Citing her own experience as proof that estrogen can arrest aging Walters credits her appearance and health to HRT. She plans to stay on estrogen she says for life and encourages other women to consider doing the same and to avoid menopause altogether by beginning estrogen therapy before its onset. Her portion of the book is tediously repetitive even contradictory as she claims not to advocate any particular course of action yet constantly attributes her “youthfulness” to HRT.
Both authors condemn the conclusions of the NIH’s Women’s Health Initiative study. Crandall reinterprets the study data in his portion of the book. His interpretations raise more questions for the lay reader than they answer—including his statement that a “woman…should take estrogen so if she develops cancer it will be identified earlier and have a better prognosis.” He also says taking a woman off HRT to reduce health risk “is…as absurd as castrating men to improve their health.”
Readers expecting balanced discussion will be disappointed; the book focuses on how women might retain their “femininity” (read sexual desirability) optimism energy and looks through HRT lest their marriages suffer as they age prematurely due to the “disease” of menopause.

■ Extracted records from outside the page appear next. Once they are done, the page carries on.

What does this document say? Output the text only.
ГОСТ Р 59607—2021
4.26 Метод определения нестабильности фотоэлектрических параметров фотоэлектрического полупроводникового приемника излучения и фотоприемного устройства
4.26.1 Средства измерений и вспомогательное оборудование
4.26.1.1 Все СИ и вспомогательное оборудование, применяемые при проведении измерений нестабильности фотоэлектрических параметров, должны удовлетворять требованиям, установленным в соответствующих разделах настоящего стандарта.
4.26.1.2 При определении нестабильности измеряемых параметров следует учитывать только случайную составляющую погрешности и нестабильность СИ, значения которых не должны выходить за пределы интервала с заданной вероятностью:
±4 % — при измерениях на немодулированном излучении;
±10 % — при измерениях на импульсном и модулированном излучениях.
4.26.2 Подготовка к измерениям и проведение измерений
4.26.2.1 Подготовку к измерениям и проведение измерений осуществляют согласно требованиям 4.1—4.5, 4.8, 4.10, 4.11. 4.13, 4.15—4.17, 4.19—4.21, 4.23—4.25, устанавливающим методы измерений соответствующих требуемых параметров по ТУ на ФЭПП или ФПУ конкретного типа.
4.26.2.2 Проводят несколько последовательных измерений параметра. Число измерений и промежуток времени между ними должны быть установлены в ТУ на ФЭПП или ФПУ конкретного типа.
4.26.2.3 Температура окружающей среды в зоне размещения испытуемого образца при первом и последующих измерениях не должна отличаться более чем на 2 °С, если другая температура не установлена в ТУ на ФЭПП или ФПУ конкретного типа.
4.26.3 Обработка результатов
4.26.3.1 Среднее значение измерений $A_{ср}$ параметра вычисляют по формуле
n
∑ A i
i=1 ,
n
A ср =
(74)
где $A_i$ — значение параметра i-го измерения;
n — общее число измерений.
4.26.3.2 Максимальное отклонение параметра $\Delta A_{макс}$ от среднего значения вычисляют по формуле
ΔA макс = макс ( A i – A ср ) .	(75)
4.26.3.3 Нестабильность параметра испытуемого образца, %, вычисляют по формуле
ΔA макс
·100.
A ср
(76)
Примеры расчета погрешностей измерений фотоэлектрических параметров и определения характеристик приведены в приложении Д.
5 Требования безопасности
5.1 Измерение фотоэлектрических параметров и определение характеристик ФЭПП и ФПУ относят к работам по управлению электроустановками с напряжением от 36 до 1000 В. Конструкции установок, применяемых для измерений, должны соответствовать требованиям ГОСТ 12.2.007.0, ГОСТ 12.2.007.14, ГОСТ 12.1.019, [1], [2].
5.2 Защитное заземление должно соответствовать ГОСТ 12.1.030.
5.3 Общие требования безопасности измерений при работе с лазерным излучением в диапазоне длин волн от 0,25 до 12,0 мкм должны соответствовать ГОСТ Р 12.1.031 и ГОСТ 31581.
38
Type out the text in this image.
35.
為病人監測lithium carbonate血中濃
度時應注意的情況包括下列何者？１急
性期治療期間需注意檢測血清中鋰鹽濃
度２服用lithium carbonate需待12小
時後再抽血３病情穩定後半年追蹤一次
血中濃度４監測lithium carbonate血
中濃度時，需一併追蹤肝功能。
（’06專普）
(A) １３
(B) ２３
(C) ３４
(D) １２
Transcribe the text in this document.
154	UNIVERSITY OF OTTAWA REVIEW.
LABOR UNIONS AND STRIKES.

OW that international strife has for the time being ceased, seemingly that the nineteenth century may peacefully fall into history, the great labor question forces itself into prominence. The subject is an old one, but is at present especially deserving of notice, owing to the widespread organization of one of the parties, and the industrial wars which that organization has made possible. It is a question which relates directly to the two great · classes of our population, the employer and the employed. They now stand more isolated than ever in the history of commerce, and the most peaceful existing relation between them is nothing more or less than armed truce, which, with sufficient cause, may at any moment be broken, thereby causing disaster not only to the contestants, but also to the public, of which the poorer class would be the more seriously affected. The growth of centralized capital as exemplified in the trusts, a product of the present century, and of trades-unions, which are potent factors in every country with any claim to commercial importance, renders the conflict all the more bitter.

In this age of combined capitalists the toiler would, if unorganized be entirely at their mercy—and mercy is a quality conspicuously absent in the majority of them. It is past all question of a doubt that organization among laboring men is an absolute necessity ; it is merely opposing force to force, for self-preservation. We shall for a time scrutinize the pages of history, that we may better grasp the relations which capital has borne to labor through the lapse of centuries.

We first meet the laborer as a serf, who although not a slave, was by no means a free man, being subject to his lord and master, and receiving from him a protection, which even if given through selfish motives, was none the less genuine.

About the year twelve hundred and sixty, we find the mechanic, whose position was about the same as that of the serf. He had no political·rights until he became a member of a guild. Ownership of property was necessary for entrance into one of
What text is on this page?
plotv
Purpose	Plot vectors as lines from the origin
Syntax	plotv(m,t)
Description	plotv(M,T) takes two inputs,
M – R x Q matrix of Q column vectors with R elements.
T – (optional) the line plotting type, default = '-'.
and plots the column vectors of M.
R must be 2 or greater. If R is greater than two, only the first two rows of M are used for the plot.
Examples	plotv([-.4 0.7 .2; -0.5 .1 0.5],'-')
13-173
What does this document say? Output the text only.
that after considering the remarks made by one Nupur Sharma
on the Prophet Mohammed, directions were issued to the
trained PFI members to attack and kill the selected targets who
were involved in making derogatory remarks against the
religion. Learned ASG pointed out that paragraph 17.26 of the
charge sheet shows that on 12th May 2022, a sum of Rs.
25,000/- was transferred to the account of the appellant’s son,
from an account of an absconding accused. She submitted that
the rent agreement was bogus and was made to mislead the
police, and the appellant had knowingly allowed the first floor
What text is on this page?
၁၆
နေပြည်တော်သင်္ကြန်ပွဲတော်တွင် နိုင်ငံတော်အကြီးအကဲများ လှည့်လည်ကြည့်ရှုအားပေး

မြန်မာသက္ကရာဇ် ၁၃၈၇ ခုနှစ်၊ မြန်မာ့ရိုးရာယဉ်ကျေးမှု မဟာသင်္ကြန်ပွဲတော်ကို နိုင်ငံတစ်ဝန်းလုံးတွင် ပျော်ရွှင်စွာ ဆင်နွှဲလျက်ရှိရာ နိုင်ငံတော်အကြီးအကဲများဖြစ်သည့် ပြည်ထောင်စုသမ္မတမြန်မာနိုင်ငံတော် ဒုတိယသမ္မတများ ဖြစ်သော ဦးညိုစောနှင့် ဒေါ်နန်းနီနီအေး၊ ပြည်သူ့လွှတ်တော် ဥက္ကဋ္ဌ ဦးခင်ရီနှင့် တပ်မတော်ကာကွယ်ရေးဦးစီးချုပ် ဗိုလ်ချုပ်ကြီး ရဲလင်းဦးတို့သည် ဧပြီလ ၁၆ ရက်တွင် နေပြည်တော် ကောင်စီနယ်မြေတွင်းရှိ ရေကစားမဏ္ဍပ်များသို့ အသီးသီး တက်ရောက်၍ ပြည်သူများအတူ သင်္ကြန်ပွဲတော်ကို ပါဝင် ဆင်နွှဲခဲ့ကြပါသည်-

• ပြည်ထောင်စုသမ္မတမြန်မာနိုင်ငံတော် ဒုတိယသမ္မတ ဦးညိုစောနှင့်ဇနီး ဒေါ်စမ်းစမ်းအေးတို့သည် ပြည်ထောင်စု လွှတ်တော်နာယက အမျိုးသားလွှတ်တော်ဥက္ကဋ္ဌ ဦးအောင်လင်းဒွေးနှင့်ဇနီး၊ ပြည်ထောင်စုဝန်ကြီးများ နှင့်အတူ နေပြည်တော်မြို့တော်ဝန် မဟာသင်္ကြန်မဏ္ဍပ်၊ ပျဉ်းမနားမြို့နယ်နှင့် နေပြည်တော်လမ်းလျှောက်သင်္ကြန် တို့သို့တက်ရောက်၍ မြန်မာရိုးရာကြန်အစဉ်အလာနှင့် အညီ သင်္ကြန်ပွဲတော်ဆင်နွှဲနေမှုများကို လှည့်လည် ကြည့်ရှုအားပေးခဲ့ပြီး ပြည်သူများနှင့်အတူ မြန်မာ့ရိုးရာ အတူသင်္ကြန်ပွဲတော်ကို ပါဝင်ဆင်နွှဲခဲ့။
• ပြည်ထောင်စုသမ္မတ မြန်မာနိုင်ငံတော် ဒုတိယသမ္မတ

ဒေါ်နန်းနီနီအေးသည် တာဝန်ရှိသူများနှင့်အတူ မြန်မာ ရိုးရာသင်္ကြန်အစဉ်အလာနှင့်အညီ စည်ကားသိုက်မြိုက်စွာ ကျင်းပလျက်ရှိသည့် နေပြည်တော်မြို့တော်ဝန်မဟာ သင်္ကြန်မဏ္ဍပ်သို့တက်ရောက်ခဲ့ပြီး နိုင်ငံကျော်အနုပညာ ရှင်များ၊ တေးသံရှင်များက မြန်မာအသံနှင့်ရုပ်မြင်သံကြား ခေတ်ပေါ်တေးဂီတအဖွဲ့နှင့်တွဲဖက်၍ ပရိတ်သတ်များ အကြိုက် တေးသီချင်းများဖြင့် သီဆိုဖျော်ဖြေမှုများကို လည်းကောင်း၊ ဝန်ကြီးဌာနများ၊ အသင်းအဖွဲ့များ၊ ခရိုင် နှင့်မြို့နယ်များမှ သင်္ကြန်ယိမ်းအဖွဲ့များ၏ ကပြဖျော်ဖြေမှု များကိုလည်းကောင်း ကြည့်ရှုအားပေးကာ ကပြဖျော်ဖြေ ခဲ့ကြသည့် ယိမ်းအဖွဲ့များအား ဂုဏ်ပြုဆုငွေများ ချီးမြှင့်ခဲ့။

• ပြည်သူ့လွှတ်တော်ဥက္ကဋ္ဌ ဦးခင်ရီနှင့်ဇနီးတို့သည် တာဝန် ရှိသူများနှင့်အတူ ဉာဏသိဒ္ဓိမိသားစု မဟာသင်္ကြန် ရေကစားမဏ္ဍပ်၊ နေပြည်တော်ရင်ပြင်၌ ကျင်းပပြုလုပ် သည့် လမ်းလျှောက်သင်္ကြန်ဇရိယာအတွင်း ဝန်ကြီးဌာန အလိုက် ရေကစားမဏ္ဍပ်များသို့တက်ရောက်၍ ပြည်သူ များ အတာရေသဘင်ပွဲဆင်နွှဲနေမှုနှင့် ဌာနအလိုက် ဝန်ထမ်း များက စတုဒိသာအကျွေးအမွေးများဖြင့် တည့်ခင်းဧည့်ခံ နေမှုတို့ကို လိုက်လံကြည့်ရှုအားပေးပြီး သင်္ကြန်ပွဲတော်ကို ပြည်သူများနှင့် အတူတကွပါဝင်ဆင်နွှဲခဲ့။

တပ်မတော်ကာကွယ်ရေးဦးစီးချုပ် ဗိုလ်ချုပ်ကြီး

Both authors believe menopause can be “cured” and women need never experience it. Crandall exhorts “read this book and save your life by demanding the hormones you deserve.” He further urges men to encourage their wives to have estrogen therapy so they will “grow old with you and not before you.” Walters cites the controversial forty-two-year-old Feminine Forever by Robert A. Wilson in which Wilson terms menopause a “deficiency disease” believing says Walters “menopause often ruins a woman’s character along with her health.” Estrogen could preserve the “harmony” in a woman’s marriage and thus improve the lot of everyone around her.
While Crandall’s portion is filled with dosages and specific pharmaceuticals (he “has received speaker fees and training from Pfizer and Novartis…[but] never received a grant or salary from the NIH”) there’s barely any talk of natural menopause or women who forgo HRT. The book suffers as well from poor editing which could have eliminated spelling errors and much of the repetition.
Walters makes two valid points: not enough research is being done on women’s health issues and one method of therapy is not appropriate for everyone. But those are lost in the larger advocacy of HRT. The reader comes away with the message that estrogen therapy is a woman’s fountain of youth.